# Thread: Irreducible, real root, extension, linear combination

1. ## Irreducible, real root, extension, linear combination

a) Prove that the polynomial $\displaystyle f(X)=X^3-6X^2+9X+3$ is irreducible over $\displaystyle Q$

b) Consider the extension $\displaystyle Q \subset Q(u)$ where $\displaystyle u$ is a real root of $\displaystyle f$. Express $\displaystyle u^4$ and $\displaystyle (u+1)^{-1}$ like a linear combination of elements from the basis $\displaystyle \{1,u,u^2\}$.

Thanks a lot!

2. Originally Posted by roporte
a) Prove that the polynomial $\displaystyle f(X)=X^3-6X^2+9X+3$ is irreducible over $\displaystyle Q$

Thanks a lot!
if a polynomial is of degree 3 and is reducible, then the polynomial can be factored into either a linear and a quadratic or 3 linear factors..

in either case, it need a linear factor,, so if you want to prove it to be reducible, all you have to do is try to find a linear factor. if you can't then it is reducible..

so for your problem, try showing that it has no linear factor.
you can use the rational root test (which is the easiest), or mod-p test, or other test you know..

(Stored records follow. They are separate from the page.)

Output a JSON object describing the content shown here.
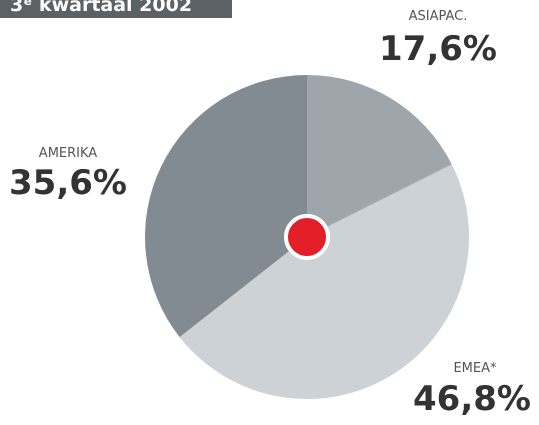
{
  "chart_data": {
    "type": "pie",
    "title": "3ᵉ kwartaal 2002",
    "categories": [
      "ASIAPAC.",
      "EMEA*",
      "AMERIKA"
    ],
    "values": [
      17.6,
      46.8,
      35.6
    ],
    "value_labels": [
      "17,6%",
      "46,8%",
      "35,6%"
    ],
    "colors": [
      "#9ea6ab",
      "#cdd2d6",
      "#828b91"
    ]
  }
}
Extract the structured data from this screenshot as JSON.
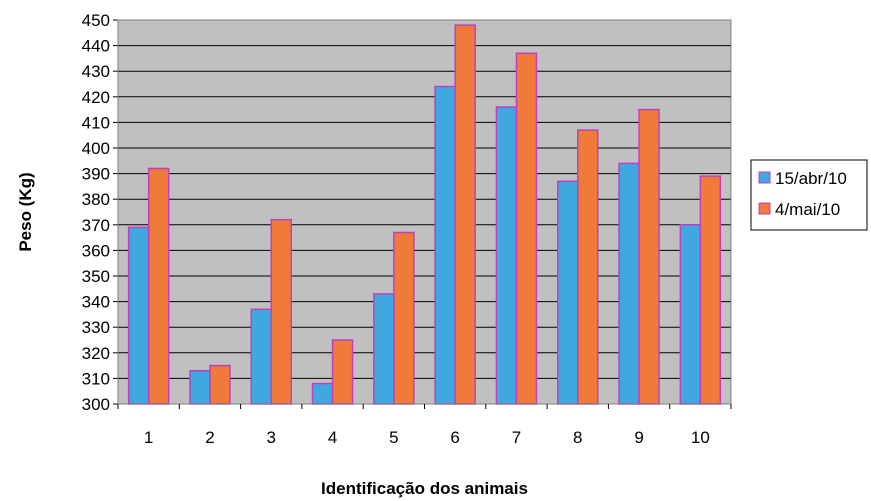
{
  "chart_data": {
    "type": "bar",
    "title": "",
    "xlabel": "Identificação dos animais",
    "ylabel": "Peso (Kg)",
    "ylim": [
      300,
      450
    ],
    "ytick_step": 10,
    "grid": true,
    "legend_position": "right",
    "categories": [
      "1",
      "2",
      "3",
      "4",
      "5",
      "6",
      "7",
      "8",
      "9",
      "10"
    ],
    "series": [
      {
        "name": "15/abr/10",
        "color": "#3FA8E0",
        "values": [
          369,
          313,
          337,
          308,
          343,
          424,
          416,
          387,
          394,
          370
        ]
      },
      {
        "name": "4/mai/10",
        "color": "#F07A3A",
        "values": [
          392,
          315,
          372,
          325,
          367,
          448,
          437,
          407,
          415,
          389
        ]
      }
    ],
    "colors": {
      "plot_background": "#C0C0C0",
      "grid_line": "#000000",
      "bar_border": "#C040C0"
    }
  }
}
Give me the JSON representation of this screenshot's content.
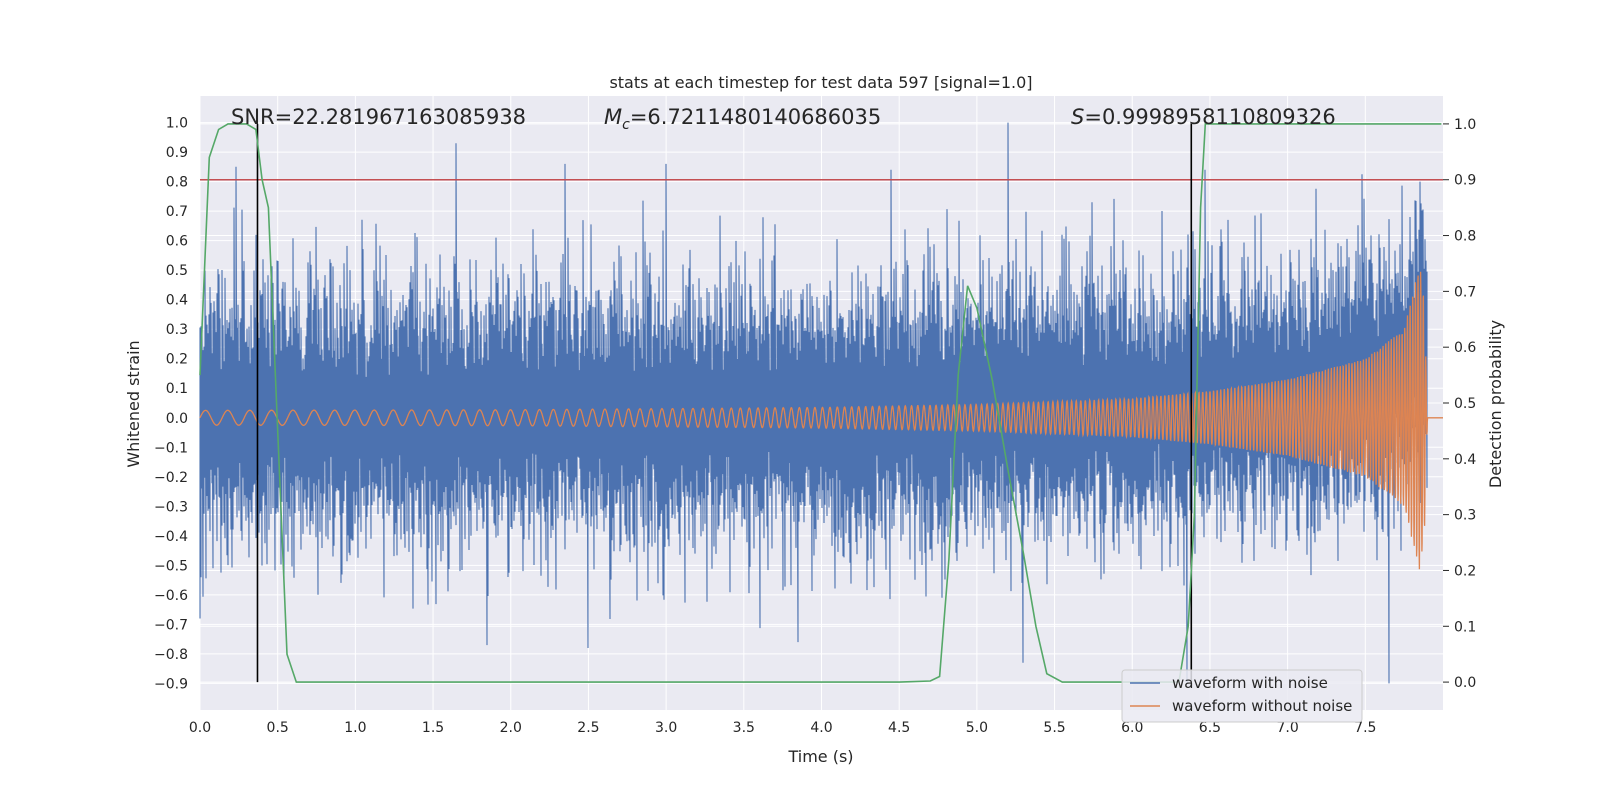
{
  "chart_data": {
    "type": "line",
    "title": "stats at each timestep for test data 597 [signal=1.0]",
    "xlabel": "Time (s)",
    "ylabel": "Whitened strain",
    "y2label": "Detection probability",
    "xlim": [
      0.0,
      8.0
    ],
    "ylim": [
      -0.99,
      1.09
    ],
    "y2lim": [
      -0.05,
      1.05
    ],
    "x_ticks": [
      "0.0",
      "0.5",
      "1.0",
      "1.5",
      "2.0",
      "2.5",
      "3.0",
      "3.5",
      "4.0",
      "4.5",
      "5.0",
      "5.5",
      "6.0",
      "6.5",
      "7.0",
      "7.5"
    ],
    "y_ticks": [
      "1.0",
      "0.9",
      "0.8",
      "0.7",
      "0.6",
      "0.5",
      "0.4",
      "0.3",
      "0.2",
      "0.1",
      "0.0",
      "−0.1",
      "−0.2",
      "−0.3",
      "−0.4",
      "−0.5",
      "−0.6",
      "−0.7",
      "−0.8",
      "−0.9"
    ],
    "y2_ticks": [
      "1.0",
      "0.9",
      "0.8",
      "0.7",
      "0.6",
      "0.5",
      "0.4",
      "0.3",
      "0.2",
      "0.1",
      "0.0"
    ],
    "annotations": {
      "snr": "SNR=22.281967163085938",
      "mc_symbol": "M",
      "mc_sub": "c",
      "mc_value": "=6.7211480140686035",
      "s_symbol": "S",
      "s_value": "=0.9998958110809326"
    },
    "threshold": {
      "y2": 0.9,
      "color": "#c44e52"
    },
    "vertical_lines": [
      0.37,
      6.38
    ],
    "series": [
      {
        "name": "waveform with noise",
        "color": "#4c72b0",
        "description_values": {
          "typical_envelope": [
            -0.5,
            0.55
          ],
          "peaks": [
            [
              0.23,
              0.85
            ],
            [
              1.65,
              0.93
            ],
            [
              2.35,
              0.86
            ],
            [
              3.0,
              0.86
            ],
            [
              4.45,
              0.84
            ],
            [
              5.2,
              1.0
            ],
            [
              6.47,
              0.84
            ],
            [
              7.85,
              0.8
            ]
          ],
          "troughs": [
            [
              0.0,
              -0.68
            ],
            [
              1.85,
              -0.77
            ],
            [
              2.5,
              -0.78
            ],
            [
              3.85,
              -0.76
            ],
            [
              5.3,
              -0.83
            ],
            [
              6.35,
              -0.9
            ],
            [
              7.65,
              -0.9
            ]
          ],
          "end_x": 7.9
        }
      },
      {
        "name": "waveform without noise",
        "color": "#dd8452",
        "chirp": {
          "amplitude": [
            [
              0.0,
              0.025
            ],
            [
              2.0,
              0.027
            ],
            [
              4.0,
              0.035
            ],
            [
              5.0,
              0.045
            ],
            [
              6.0,
              0.065
            ],
            [
              6.5,
              0.09
            ],
            [
              7.0,
              0.13
            ],
            [
              7.5,
              0.2
            ],
            [
              7.75,
              0.3
            ],
            [
              7.85,
              0.52
            ],
            [
              7.88,
              0.4
            ],
            [
              7.9,
              0.0
            ],
            [
              8.0,
              0.0
            ]
          ],
          "frequency_start": 7.0,
          "frequency_end": 60.0,
          "end_x": 7.9
        }
      },
      {
        "name": "detection probability",
        "color": "#55a868",
        "axis": "y2",
        "x": [
          0.0,
          0.06,
          0.12,
          0.18,
          0.24,
          0.3,
          0.36,
          0.4,
          0.44,
          0.5,
          0.56,
          0.62,
          0.7,
          1.0,
          2.0,
          3.0,
          4.0,
          4.5,
          4.7,
          4.76,
          4.82,
          4.88,
          4.94,
          5.0,
          5.1,
          5.2,
          5.3,
          5.38,
          5.45,
          5.55,
          6.0,
          6.3,
          6.36,
          6.4,
          6.44,
          6.47,
          7.0,
          7.5,
          7.99
        ],
        "y": [
          0.55,
          0.94,
          0.99,
          1.0,
          1.0,
          1.0,
          0.99,
          0.9,
          0.85,
          0.45,
          0.05,
          0.0,
          0.0,
          0.0,
          0.0,
          0.0,
          0.0,
          0.0,
          0.002,
          0.01,
          0.22,
          0.55,
          0.71,
          0.67,
          0.54,
          0.38,
          0.23,
          0.1,
          0.015,
          0.0,
          0.0,
          0.0,
          0.1,
          0.3,
          0.85,
          1.0,
          1.0,
          1.0,
          1.0
        ]
      }
    ],
    "legend": {
      "placement": "lower-right",
      "entries": [
        "waveform with noise",
        "waveform without noise"
      ]
    },
    "grid": true,
    "colors": {
      "axes_bg": "#eaeaf2",
      "grid": "#ffffff",
      "vertical_lines": "#000000"
    }
  }
}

3. Originally Posted by roporte
a) Prove that the polynomial $\displaystyle f(X)=X^3-6X^2+9X+3$ is irreducible over [tex]Q
apply Eisenstein's criterion with p = 3.E
isenstein criterion
b) Consider the extension $\displaystyle Q \subset Q(u)$ where $\displaystyle u$ is a real root of $\displaystyle f$. Express $\displaystyle u^4$ and $\displaystyle (u+1)^{-1}$ like a linear combination of elements from the basis $\displaystyle \{1,u,u^2\}$.
$\displaystyle u^3=6u^2 - 9u - 3 \Longrightarrow u^4=6u^3 - 9u^2-3u=6(6u^2 - 9u - 3) - 9u^2 - 3u = 27u^2-57u-18.$

$\displaystyle (u+1)^{-1}=au^2+bu+c$ if and only if $\displaystyle (au^2+bu+c)(u+1)=1.$ now multiply out and use the fact that $\displaystyle u^3=6u^2-9u-3$ to find the coefficients $\displaystyle a,b,c.$